Under the Sexual Offences Act 2003 section 114, the police may apply for a foreign travel order. This prevents qualifying offenders from travelling abroad where and so far as it is necessary to protect a child or children from sexual harm outside the UK (for example, those dealt with by the courts in respect of certain sexual offences against a child under 16 years, either in this country or abroad). The police may apply for a foreign travel order separately or at the same time as applying for other civil orders.

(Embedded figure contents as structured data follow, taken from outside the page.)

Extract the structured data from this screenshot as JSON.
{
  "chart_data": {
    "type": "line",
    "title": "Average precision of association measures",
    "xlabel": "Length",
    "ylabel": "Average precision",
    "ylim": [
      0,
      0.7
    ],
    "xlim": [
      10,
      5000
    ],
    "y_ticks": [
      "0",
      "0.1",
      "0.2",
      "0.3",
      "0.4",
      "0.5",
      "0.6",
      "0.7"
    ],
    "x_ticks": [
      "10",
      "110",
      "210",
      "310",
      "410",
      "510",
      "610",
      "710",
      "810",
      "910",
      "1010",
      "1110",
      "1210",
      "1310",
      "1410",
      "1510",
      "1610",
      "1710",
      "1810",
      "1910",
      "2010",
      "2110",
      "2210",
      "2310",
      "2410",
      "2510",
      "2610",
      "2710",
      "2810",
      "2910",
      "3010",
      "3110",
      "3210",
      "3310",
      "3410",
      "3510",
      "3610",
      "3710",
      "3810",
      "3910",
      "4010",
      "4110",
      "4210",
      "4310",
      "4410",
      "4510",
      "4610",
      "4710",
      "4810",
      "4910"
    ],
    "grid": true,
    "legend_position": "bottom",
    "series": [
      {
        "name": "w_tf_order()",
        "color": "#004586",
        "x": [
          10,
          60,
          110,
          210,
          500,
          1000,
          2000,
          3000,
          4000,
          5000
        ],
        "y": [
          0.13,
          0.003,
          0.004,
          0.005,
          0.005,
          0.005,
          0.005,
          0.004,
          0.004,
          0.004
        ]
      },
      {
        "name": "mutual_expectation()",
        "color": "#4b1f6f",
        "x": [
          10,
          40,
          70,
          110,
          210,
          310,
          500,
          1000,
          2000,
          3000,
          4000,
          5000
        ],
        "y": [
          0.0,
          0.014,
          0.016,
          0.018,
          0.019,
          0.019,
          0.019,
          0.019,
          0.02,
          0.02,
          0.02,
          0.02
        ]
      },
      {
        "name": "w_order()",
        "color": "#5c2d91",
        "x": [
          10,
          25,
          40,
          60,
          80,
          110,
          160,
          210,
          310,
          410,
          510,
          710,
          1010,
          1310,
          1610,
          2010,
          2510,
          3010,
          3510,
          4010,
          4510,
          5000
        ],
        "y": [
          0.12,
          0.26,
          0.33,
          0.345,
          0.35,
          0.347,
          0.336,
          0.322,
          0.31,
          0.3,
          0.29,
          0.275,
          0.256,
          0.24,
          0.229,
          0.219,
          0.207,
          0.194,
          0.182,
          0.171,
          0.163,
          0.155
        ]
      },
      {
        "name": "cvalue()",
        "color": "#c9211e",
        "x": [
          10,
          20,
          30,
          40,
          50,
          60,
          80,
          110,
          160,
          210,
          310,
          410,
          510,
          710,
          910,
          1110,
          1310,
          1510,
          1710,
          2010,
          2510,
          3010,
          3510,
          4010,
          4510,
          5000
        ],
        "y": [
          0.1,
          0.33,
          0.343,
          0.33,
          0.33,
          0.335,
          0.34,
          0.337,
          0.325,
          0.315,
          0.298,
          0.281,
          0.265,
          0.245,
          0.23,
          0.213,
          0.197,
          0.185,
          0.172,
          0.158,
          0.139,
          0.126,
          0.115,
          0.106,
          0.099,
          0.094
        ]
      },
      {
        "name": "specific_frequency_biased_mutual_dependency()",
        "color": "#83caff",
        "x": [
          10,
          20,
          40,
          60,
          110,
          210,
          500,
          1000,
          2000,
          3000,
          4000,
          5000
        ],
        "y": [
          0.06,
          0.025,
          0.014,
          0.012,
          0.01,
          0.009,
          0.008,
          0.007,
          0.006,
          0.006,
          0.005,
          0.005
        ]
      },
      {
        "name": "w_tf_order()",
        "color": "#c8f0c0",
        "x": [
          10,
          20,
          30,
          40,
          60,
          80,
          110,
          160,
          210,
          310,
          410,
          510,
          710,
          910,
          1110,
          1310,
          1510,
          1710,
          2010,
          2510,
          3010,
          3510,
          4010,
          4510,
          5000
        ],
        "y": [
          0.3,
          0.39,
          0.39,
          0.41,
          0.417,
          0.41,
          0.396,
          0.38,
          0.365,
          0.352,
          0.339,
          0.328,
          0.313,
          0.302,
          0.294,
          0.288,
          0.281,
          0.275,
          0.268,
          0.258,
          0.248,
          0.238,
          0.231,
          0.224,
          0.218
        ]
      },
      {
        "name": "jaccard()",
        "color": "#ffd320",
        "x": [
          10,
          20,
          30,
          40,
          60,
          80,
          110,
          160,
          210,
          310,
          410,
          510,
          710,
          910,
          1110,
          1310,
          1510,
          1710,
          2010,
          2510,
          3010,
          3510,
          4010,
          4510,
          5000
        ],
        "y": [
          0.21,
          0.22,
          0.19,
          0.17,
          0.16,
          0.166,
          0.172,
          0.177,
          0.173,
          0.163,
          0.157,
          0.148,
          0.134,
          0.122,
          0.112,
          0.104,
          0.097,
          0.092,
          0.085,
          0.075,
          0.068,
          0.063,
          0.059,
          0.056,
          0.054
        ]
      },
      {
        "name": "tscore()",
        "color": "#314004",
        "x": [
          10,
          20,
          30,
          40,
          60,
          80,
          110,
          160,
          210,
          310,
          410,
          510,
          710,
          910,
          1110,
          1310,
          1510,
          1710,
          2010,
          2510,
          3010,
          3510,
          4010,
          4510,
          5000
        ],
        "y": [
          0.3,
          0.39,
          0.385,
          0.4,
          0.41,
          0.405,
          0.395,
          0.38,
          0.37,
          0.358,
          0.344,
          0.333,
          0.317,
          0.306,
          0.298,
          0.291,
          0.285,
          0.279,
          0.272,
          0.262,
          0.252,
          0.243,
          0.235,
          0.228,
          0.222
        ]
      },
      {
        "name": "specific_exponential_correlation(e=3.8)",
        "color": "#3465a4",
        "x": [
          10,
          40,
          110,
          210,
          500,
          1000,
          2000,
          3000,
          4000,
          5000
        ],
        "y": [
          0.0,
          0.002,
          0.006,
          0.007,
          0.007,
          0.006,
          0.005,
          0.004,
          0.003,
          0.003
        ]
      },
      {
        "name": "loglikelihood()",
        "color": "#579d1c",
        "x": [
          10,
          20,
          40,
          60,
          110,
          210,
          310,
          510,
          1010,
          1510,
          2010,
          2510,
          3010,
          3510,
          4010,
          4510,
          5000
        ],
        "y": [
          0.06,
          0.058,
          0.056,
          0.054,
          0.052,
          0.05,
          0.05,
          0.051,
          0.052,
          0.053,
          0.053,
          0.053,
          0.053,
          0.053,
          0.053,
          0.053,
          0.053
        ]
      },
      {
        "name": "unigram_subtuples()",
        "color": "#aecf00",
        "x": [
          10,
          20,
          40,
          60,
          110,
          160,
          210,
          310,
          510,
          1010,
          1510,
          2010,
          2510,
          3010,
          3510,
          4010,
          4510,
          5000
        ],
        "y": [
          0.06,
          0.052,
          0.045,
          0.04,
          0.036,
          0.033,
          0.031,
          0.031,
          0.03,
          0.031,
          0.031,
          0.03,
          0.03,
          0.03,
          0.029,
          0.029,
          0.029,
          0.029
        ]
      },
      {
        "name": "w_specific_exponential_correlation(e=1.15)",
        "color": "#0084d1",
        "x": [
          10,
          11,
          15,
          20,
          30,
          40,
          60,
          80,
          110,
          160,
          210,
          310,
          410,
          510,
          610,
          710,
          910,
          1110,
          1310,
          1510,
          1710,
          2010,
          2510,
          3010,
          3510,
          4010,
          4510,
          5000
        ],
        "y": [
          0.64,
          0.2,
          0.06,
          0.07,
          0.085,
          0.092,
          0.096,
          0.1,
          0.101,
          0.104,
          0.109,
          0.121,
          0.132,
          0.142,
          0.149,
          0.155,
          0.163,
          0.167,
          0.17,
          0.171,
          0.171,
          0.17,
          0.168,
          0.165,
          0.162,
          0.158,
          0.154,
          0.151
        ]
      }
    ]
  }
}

For further information see:

Unexpected death of a child

In this context, an unexpected death is defined as the death of a child which was not anticipated as a significant possibility 24 hours before the death, or where there was a similarly unexpected collapse leading to, or precipitating, the events which led to the death. The guidelines in The Royal College of Pathologists and The Royal College of Paediatrics and Health (2004) Sudden unexpected death in infancy: A multi-agency protocol for care and investigation have introduced the concept of a Child Death Rapid Response Team, multi-agency information-sharing meetings, standard post-mortem procedures and a Child Death Review Process. The police response is of crucial importance at every stage of the process. Some forces have created a cadre of child abuse investigation unit SIOs on a call-out rota, which enables them to act as the initial investigating officer for all investigations into child deaths.

Where there are no obvious suspicious circumstances, it is likely that a child discovered apparently dead at home will be transported by ambulance to an emergency care department before the police are informed. As soon as a report of a childhood death is received, the police should deploy a senior detective, ideally from the child abuse investigation unit, to the location where the body is situated to take control. Where possible, deployment should be carried out in a discreet and sensitive manner using unmarked vehicles.

Avoidable (preventable) causes of infant death include pre-birth maternal smoking and, following birth, paternal smoking, overheating and suffocation while the infant was in bed with an individual aged 16 years or above, who was under the influence of alcohol or a prohibited drug at the time. The definition of bed includes any kind of furniture or surface being used by the individual for the purpose of sleeping.